Why results for oversampling=1.0 and limit=1 with rescore=True are better than with rescore=False?

It might seem that with oversampling=1.0 and limit=1 Qdrant retrieves only 1 point, and it does not matter whether we rescore it or not, it should stay the same, but with a different score (from original vectors).

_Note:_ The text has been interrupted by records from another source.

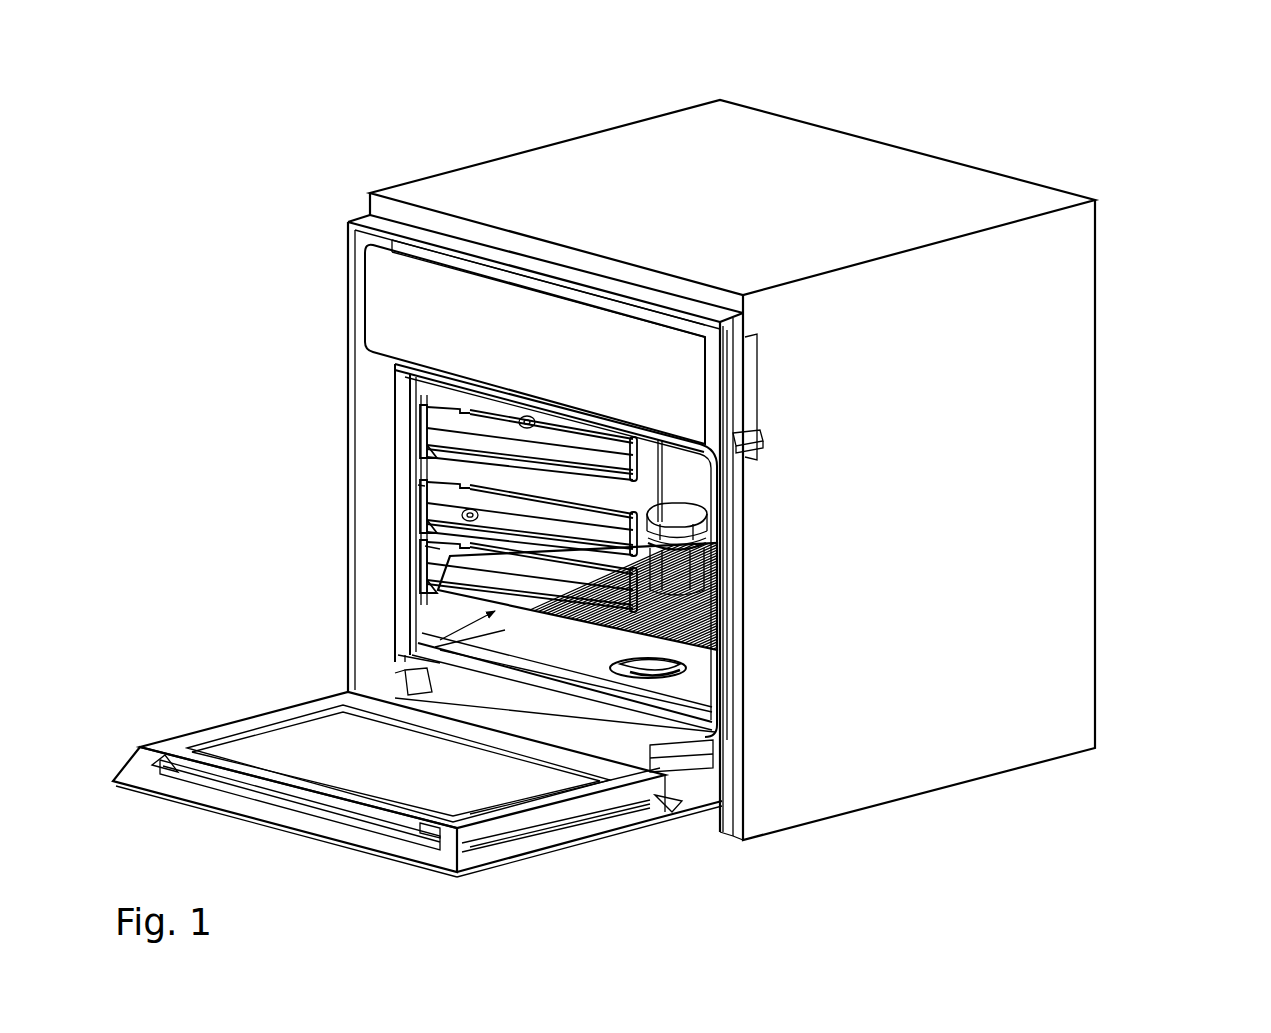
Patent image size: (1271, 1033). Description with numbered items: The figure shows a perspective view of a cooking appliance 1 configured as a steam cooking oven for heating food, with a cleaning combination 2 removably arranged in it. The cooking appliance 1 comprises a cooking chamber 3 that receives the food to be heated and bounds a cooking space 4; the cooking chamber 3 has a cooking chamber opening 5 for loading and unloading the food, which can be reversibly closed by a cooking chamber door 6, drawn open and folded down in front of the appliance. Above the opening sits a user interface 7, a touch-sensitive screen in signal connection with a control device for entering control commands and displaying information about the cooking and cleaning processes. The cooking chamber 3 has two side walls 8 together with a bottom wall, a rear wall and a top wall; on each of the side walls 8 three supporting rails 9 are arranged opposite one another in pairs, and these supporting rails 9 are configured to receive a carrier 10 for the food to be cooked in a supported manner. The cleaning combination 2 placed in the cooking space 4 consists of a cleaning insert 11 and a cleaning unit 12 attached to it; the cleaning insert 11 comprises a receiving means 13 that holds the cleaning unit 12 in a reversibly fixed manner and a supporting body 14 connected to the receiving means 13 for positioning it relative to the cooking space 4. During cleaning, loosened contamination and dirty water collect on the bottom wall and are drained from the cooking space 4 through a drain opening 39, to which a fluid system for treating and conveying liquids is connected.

The cooking appliance 1 is at (906, 126).
The cleaning combination 2 is at (430, 548).
The cooking chamber 3 is at (420, 495).
The cooking space 4 is at (472, 650).
The cooking chamber opening 5 is at (420, 475).
The cooking chamber door 6 is at (280, 716).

But in fact, there are 2 reasons why results are different: 1) HNSW is an approximate algorithm, and it might return different results for the same query. 2) Qdrant stores points in segments. When we do a query for 1 point, Qdrant looks for this one point in each segment, and then chooses the best match. 3) In this example we had 8 segments, Qdrant found 8 points with binary scores, replaced their scores with original vectors scores, and selected the best one from them, which led to a better accuracy.